After the trial, he and his first wife tried to reopen the store in Money, the scene of the infamous wolf-whistle, but a boycott by black customers forced its closing.
“We had it open for three weeks and didn’t clear $100,” he said. “I saw the handwriting on the wall.”
Bryant says he did odd jobs for 75 cents a day before learning welding at the Bell Machine Shop in Inverness. The family moved to Orange, Texas, in 1957, where he spent 15 years as a boilermaker – the job he says cost him his eyesight. In 1972, the Bryants returned to Mississippi to take over a grocery owned by one of Bryant’s brothers.
Roy Bryant's Store in Money, Mississippi
“Mississippi was my home. Once you are raised up in a state, it’s home,” he says.
I wouldn’t have come back to Mississippi for a job.”
For 13 years , Bryant has been satisfied with his hew life. His sister helps him out at the store.
“It may not be much, but it’s a honest living and that’s all a man can ask,” he says.
His domain how is a converted gas station with a wooden floor. The store is cluttered with the mainstays of small-town living: canned goods, snacks, cigarettes and one beer cooler.
As in 1955, Bryant today relies on credit purchases and a black clientele. “I have a good black business, more black customers than whites.”
He points with a dedicated gardener’s pride to the rose moss flowers growing by a shoeshine stand outside the store. He welcomes visitors to the café he built in the back, with its three red-vinyl booths, pool table and three-stool bar.

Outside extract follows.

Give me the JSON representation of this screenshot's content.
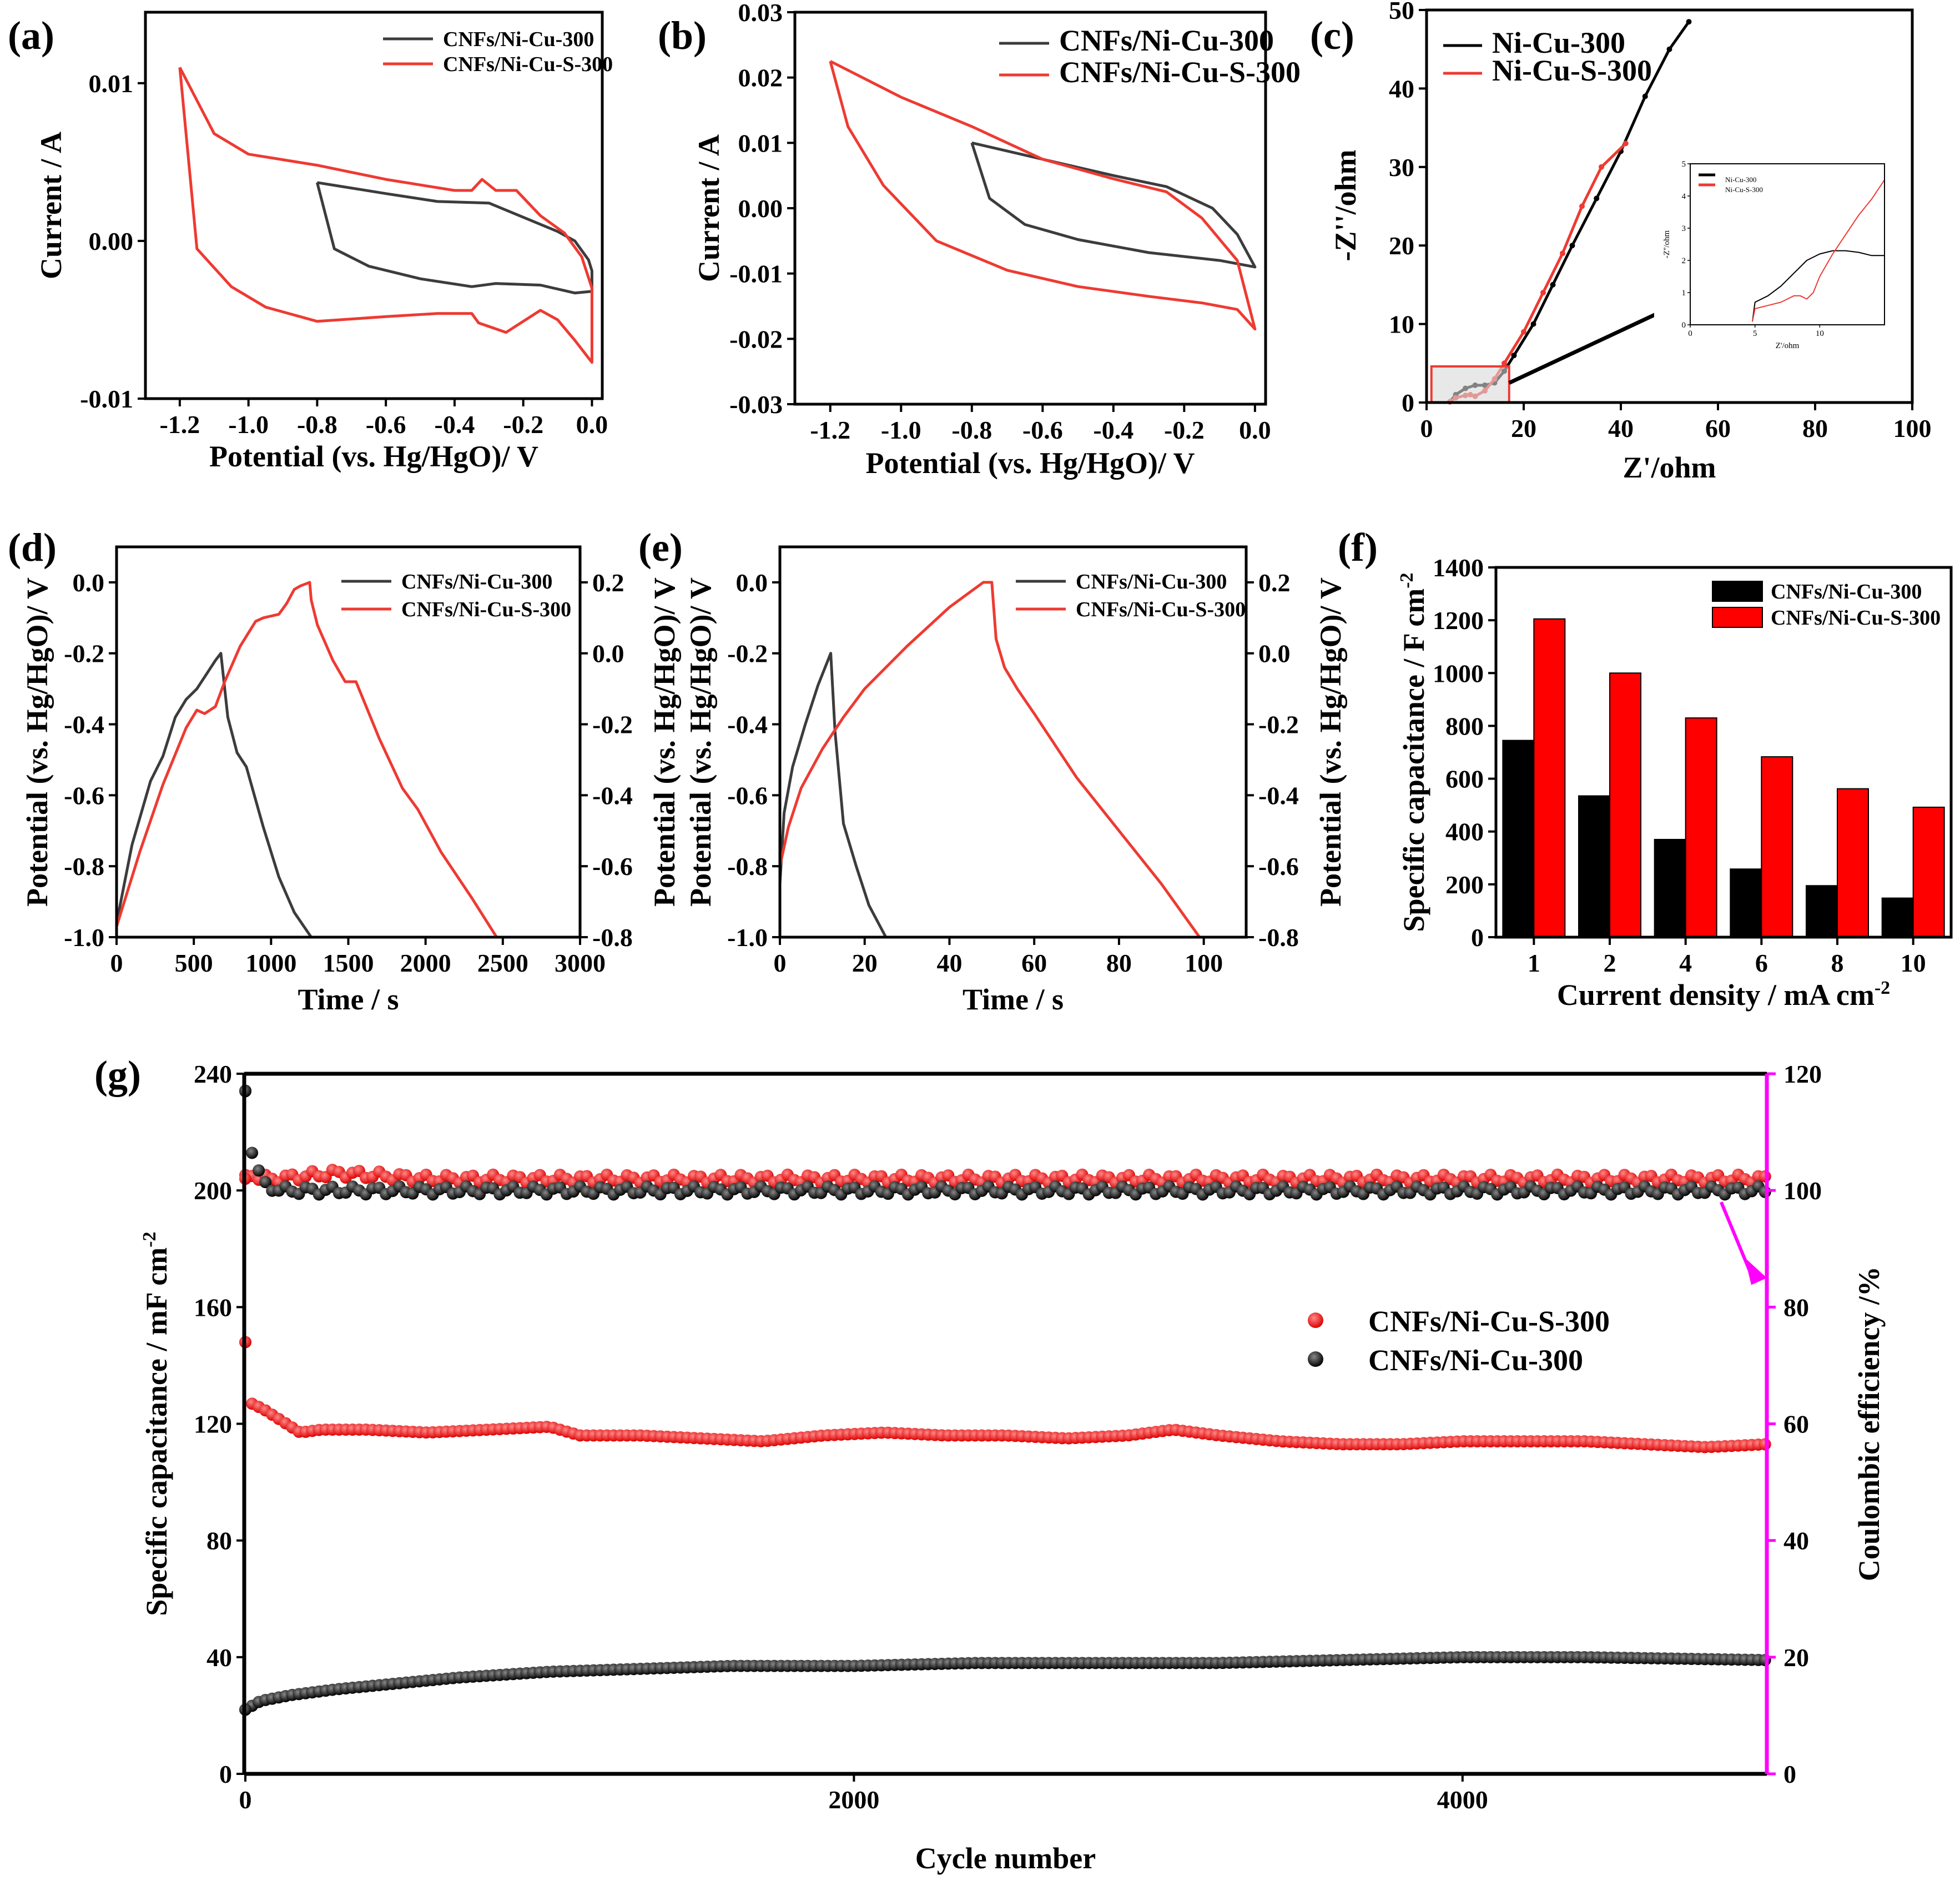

“It is a family type of place,” he said. “We serve plate lunches and sandwiches and that type of stuff (publicity about the Till slaying) just wouldn’t help.”
He speaks fondly of Milam, his half-brother, who was 36 at the time of the Till trial. Milam died of cancer of the backbone on Dec. 31, 1981.
“He was a hell of a fine fellow and brother. He was gentle as a lamb and helped a lot of people that never paid him back.”
Like Bryant, Milam spent many years in Texas after the trial. Like Bryant, he eventually returned to his home state. He lived in Greenville and worked in construction until his illness made it impossible.
“My father never said much to me about it and I never asked,” says Milam’s son, Bill, a 34 year-old Greenville truck driver who attended his father’s trial along with his brother, Harvey, who was 2 years old at the time.
“I don’t have any memories of it at all,” Bill Milam says of the trial in Sumner. “I was so little, didn’t none of it affect me. I never wanted to get involved in it. Most folks I know had never said anything about it.”
Bill Milam is single. Harvey is married and has three children, but Bill wouldn’t say where his brother lives.
Bryant’s son, Frank, shields his mother from publicity. “She doesn’t want to make any comment on anything and she doesn’t want anyone to try to contact her,” he said.
Bryant still fears economic and physical retaliation for the 30-year-old incident and refuses to have his picture taken or to have the location of his store revealed.
“This new generation is different and I don’t want to worry about a bullet some dark night,” he said. “This store is all I have now, that and my disability check.”
Does he have any personal regrets about what happened in 1955?
“You mean do I wish I might wouldn’t have done it? I’m just sorry that it happened,” Bryant said.